Direct response marketing has been around long before internet marketing came on the scene.
Pay-per-click marketing is just a platform shift for advertising methods that have been utilized by the direct mail industry for decades.
SearchEngineLand recently came out with an
interesting post pointing out that a lot of the things experienced marketers have learned about consumers from dropping catalogs in the mail year-after-year probably still hold true today for pay-per-click marketing.
In fact, they are currently performing a study to see if these two principles that have proven to be accurate in the direct mail model will apply to PPC:
- Rural, low-population density areas have a significantly higher response rate to ads than urban areas. (Their early numbers show this is true: those in rural areas click on PPC ads around 60% more than city dwellers.)
- Ads shown to consumers by companies who have a brick & mortar store in or near the consumer's zip code are much more effective at driving sales.

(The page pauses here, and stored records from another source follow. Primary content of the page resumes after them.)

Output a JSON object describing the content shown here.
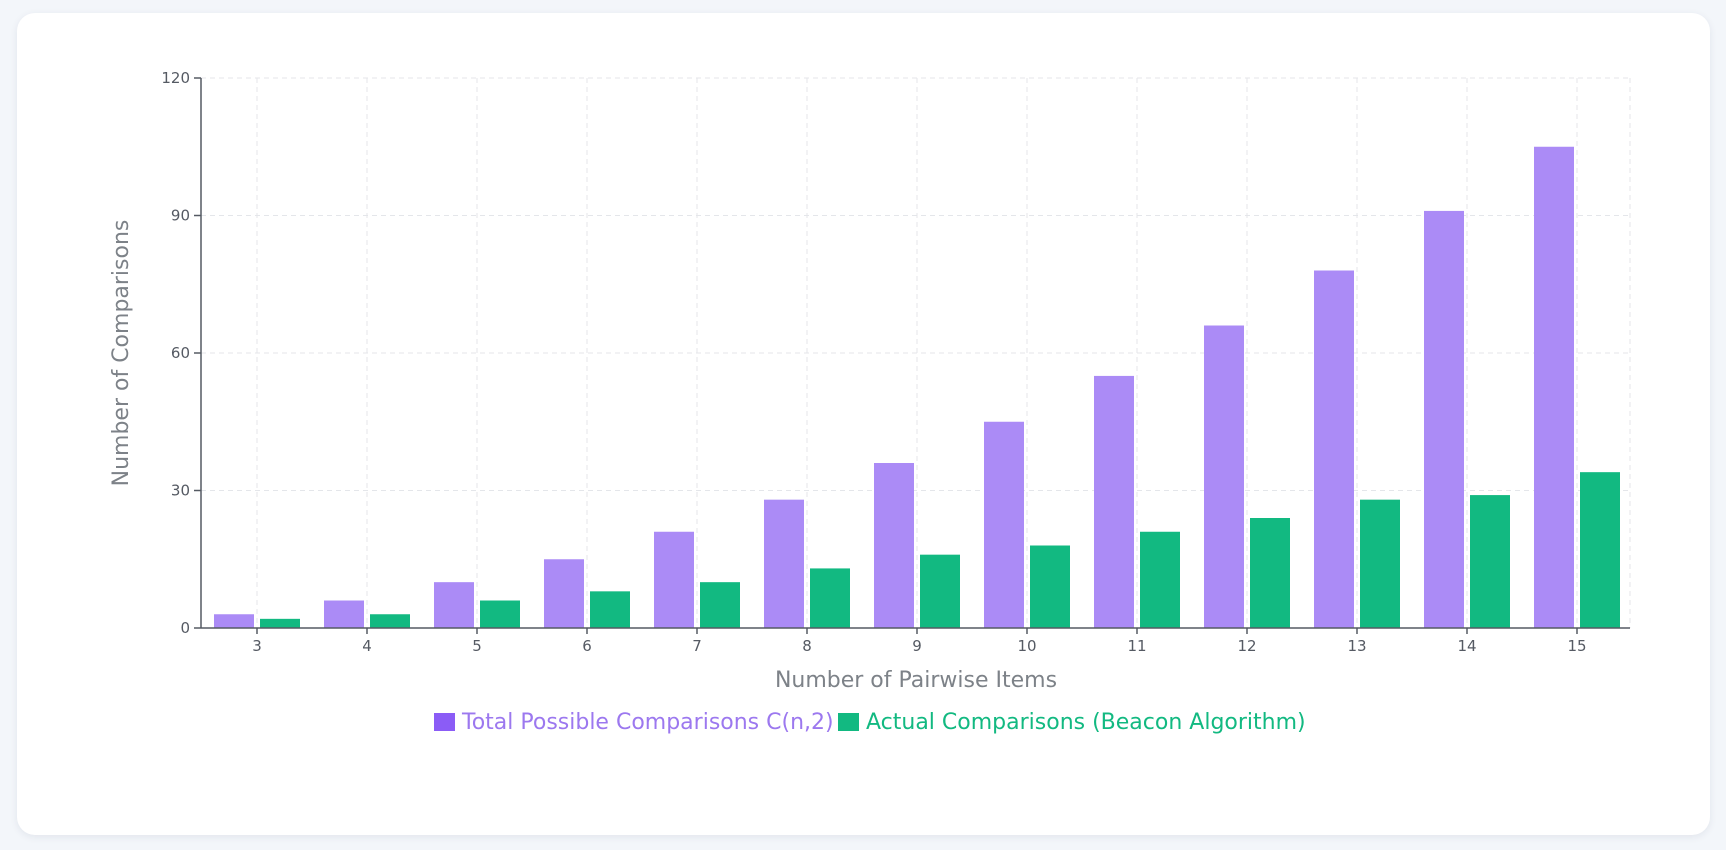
{
  "chart_data": {
    "type": "bar",
    "categories": [
      "3",
      "4",
      "5",
      "6",
      "7",
      "8",
      "9",
      "10",
      "11",
      "12",
      "13",
      "14",
      "15"
    ],
    "series": [
      {
        "name": "Total Possible Comparisons C(n,2)",
        "values": [
          3,
          6,
          10,
          15,
          21,
          28,
          36,
          45,
          55,
          66,
          78,
          91,
          105
        ],
        "color": "#ab8bf6",
        "legend_swatch_color": "#8b5cf6",
        "legend_text_color": "#9c78ef"
      },
      {
        "name": "Actual Comparisons (Beacon Algorithm)",
        "values": [
          2,
          3,
          6,
          8,
          10,
          13,
          16,
          18,
          21,
          24,
          28,
          29,
          34
        ],
        "color": "#12b981",
        "legend_swatch_color": "#12b981",
        "legend_text_color": "#12b981"
      }
    ],
    "xlabel": "Number of Pairwise Items",
    "ylabel": "Number of Comparisons",
    "ylim": [
      0,
      120
    ],
    "yticks": [
      "0",
      "30",
      "60",
      "90",
      "120"
    ],
    "grid": true,
    "legend_position": "bottom-center"
  }
}
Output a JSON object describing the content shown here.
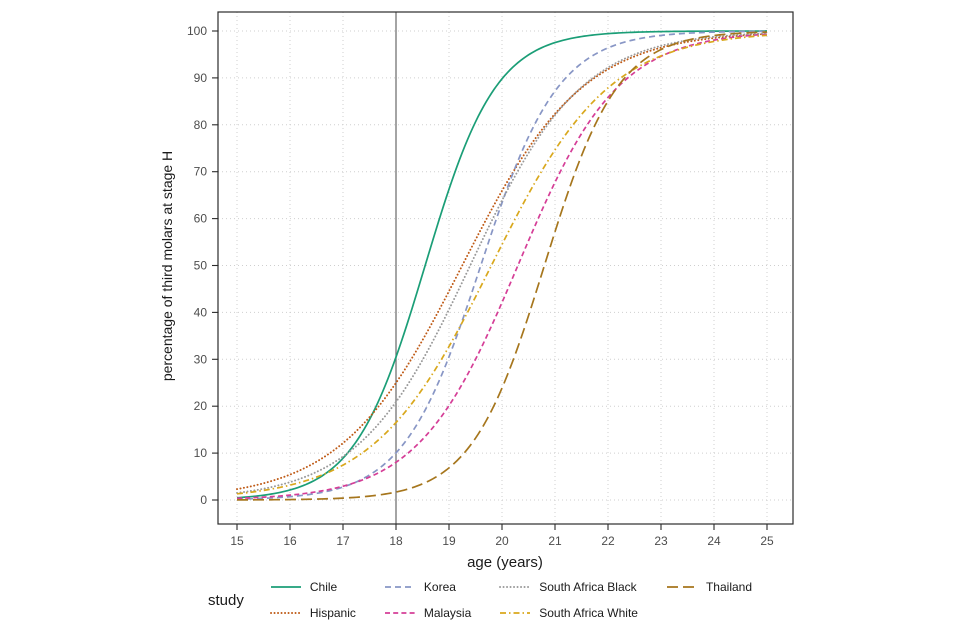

I'll be very interested to see how this study turns out. I'm predicting that both of these principles hold true when applied to pay-per-click marketing.
As further data is gathered around what factors heavily influence PPC click-through-rates and sales, SearchEngineLand points out that Google would be smart to provide tools to Adwords advertisers that allow them to target their ads to smaller, thinly sliced demographics.
Maybe in the near future, "Urban" will be an Adwords targeting option. I'd personally settle for "Frequently honks when driving."